The names of the individual files are listed below. They are organized in blocks (that’s what I call them), and apparently by function. Get the latest BMC firmware (30/6/2009, v1.83, A10) and apply my program to retrieve the individual files.

  • block 0 (code, big files):
    • BB.FLC
    • OB.FLC
    • ID.FLC
    • OEM_DEF.FLC
  • block 1 (*_BB files):
    • SD_BB.FLC
    • FI_BB.FLC
    • TOC_BB.FLC
    • IO_BB.FLC
    • IS_BB.FLC
    • OEM_BB.FLC
  • block 2 (*_K_C files):
    • SD_K_C.FLC
    • FI_K_C.FLC
    • TOC_K_C.FLC
    • IO_K_C.FLC
    • IS_K_C.FLC
    • OEM_K_C.FLC

The BMC seems to be little-endian (makes only sense I guess). I’ve scanned the different files for appearances of the threshold values (900 and 2025/0x07e9 and 0×0384 in int and 0×6144000 in float). No avail. Darn. Either I am doing something wrong or the thesholds are not hard-coded in the firmware (I had my hopes up when I saw the OEM_DEF.FLC file, which actually contains the default BMC password and the like). Maybe the thresholds are stored in the configuration flash after all – only how can we access it?

Update

I finally managed to adjust the critical fan thresholds by patching the BMC firmware! Here’s the howto. Additionally, I created a project page for my server.

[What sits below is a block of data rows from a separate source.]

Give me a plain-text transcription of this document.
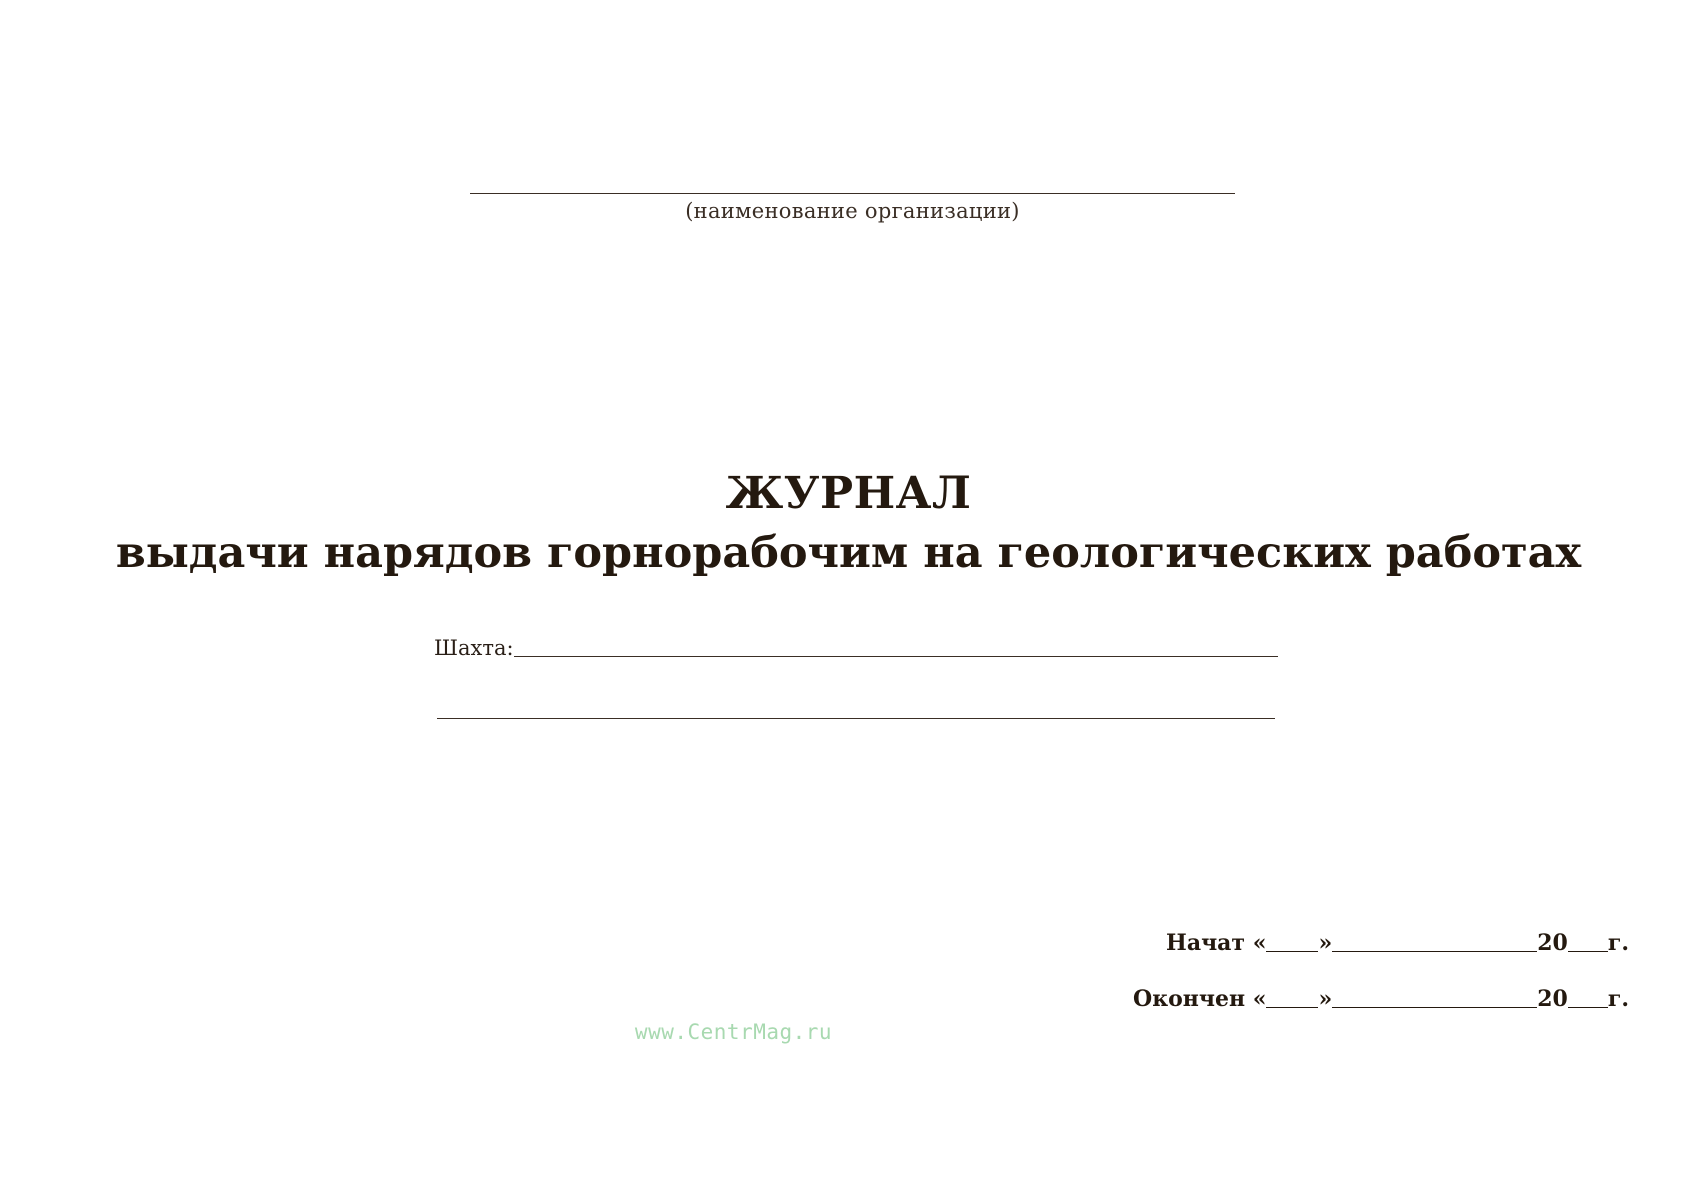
(наименование организации)
ЖУРНАЛ
выдачи нарядов горнорабочим на геологических работах
Шахта:
Начат « »	20 г.
Окончен « »	20 г.
www.CentrMag.ru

The battle againt the BMC – Part 1

Earlier, I wrote about the problem of the noisy fans in my Dell PowerEdge 2800. Since then, I investigated a bit more. Just as a reminder: I can’t run silent fans because they have a lower RPM than a hardcoded panic-threshold of the PowerEdge. *grrr*

Brainstorm:

  1. make the fans faster/buy faster fans
  2. make the system hotter
  3. hack the fans into reporting more RPM than they actually do
    1. hack the fans themselves
    2. alter their tacho signal
  4. hack the BMC
  5. find out how the OEM sets these thresholds

Well, as I mentioned earlier 1. and 2. are for obvious reasons dissatisfactory.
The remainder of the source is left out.